Sources from the police revealed that patrols that night were ordered to take into custody everyone who had a badge or a whistle (!), but also those who wore tennis shoes! It is obviously safer to walk around Belgrade carrying unpermitted weapons or narcotics than a whistle. A reporter of Radio B 92 testifies that paid thugs in police uniforms beat up citizens right in front of his eyes furiously shouting: "Why aren't you whistling now, f... you mother". Apart from whistles, policemen seem to have been especially irritated by journalists' identity cards, so although they identified themselves in an orderly manner, reporters, news photographers and cameramen of BK Television, Beta news agency, daily Blic, CNN, Reuters and Associated Press were all beaten up. A bizarre detail which reveals a lot about the psychology of the forces of law and order: a policeman simple-mindedly declared for Dnevni telegraf that he beat up the crew of BK Television because he believed that they were from CNN...

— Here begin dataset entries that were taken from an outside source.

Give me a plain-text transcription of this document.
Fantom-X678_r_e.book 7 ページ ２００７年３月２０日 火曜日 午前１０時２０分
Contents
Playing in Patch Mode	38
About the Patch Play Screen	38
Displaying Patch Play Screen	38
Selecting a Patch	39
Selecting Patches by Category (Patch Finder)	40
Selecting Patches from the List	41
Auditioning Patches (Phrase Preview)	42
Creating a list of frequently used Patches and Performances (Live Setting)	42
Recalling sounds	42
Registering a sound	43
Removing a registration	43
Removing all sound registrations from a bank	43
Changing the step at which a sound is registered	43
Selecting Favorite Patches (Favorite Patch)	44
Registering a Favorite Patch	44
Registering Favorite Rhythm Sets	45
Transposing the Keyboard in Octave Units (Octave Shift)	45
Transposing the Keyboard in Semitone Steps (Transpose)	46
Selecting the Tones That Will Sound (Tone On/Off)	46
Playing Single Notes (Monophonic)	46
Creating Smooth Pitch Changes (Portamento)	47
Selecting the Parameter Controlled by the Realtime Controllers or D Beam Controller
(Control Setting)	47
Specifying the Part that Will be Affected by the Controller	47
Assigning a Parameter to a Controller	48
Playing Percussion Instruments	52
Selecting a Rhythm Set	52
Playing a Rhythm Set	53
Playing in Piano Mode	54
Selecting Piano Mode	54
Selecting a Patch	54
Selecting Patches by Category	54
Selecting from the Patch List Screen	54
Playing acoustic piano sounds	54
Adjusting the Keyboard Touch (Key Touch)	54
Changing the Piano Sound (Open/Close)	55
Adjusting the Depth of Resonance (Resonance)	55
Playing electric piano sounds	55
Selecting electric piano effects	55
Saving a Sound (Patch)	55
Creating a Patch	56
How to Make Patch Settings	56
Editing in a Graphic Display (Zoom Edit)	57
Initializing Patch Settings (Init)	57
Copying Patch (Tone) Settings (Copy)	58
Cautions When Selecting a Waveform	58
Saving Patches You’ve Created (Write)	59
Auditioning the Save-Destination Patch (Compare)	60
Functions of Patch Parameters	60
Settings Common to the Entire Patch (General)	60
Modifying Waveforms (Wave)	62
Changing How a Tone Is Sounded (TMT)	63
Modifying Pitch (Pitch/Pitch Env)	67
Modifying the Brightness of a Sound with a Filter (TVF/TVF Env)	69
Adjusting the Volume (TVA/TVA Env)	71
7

It is interesting that on that very day, the students of Belgrade University without any problems went for their protest walk around the city, without meeting a single policeman. After complete success of the students' action they called "with a cordon against the cordon", it was undoubtedly assessed that it was less harmful for the regime to let the students walk than to provoke the eruption of sympathy and solidarity such as those caused by eight-day long standing in front of the cordon in Kolarceva street, where all "thinking" strata of the Serbian society expressed their support to the students' demands. By "giving preference" to the students, from the very beginning, the regime tried to isolate and satanize opposition manifestations as mere "partisanship". The students saw through this tactic and the day after the yet unseen repression against the citizens, clearly said that they refused to accept the double criteria of the regime.

The next day, students walked along the "blood-stained bridge" and went to the building of the former central committee of the communist party, which is now the seat of the ruling Socialist Party of Serbia and surrounded it in protest because of the repression seen the previous night. The students walked around the city without any problem again, saluted by the citizens more heartily than ever, and the gathering of the coalition Together on the Square of the Republic passed peacefully. However, the protest walk of the citizens was prevented by a police cordon again; the citizens who refused to go away after the speeches were subjected to police torture again, and "forces of law and order" even entered shops and restaurants and coffee shops catching demonstrators (or whoever could be that...) and brutally beat them up.

That is how Belgraders continued to be exposed to the conditions of an unproclaimed state of emeregency and high insecurity, so that it became customary when going out into the street to hear a warning "beware the police" as if you were an incorrigible criminal persecuted by Interpol. Since it has become irrational and impossible to pretend that nothing is happening and that the circumstances were at least to a certain extent normal, majority of members of the council of the Belgrade film festival, FEST, submitted resignations, and the festival was interrupted: distributers withdrew all the films for two days (for the time being) from Belgrade cinemas, theatres refused to play in protest. Mayor of Belgrade, Nebojsa Covic, called the police to stop with the unreasonable repression against Belgraders, and appealed to the citizens not to respond to force with force.

At the moment this text is being written, the beginning of another gathering of coalition Together is expected; whether streets of Belgrade will again start to resemble a battlefield, remains to be seen. The regime is playing a game which it cannot win in the long run, and in this way it is just speeding up its own fall and limiting its possibilities for an elegant withdrawal. The one who came to power carried by populistic hysteria on cheap nationalistic symbols and lies, will leave by his own choice, in the sign of blood. This is the final outcome of a policy which had for ten years produced destruction, lived off it, and will in the end be ruined by it.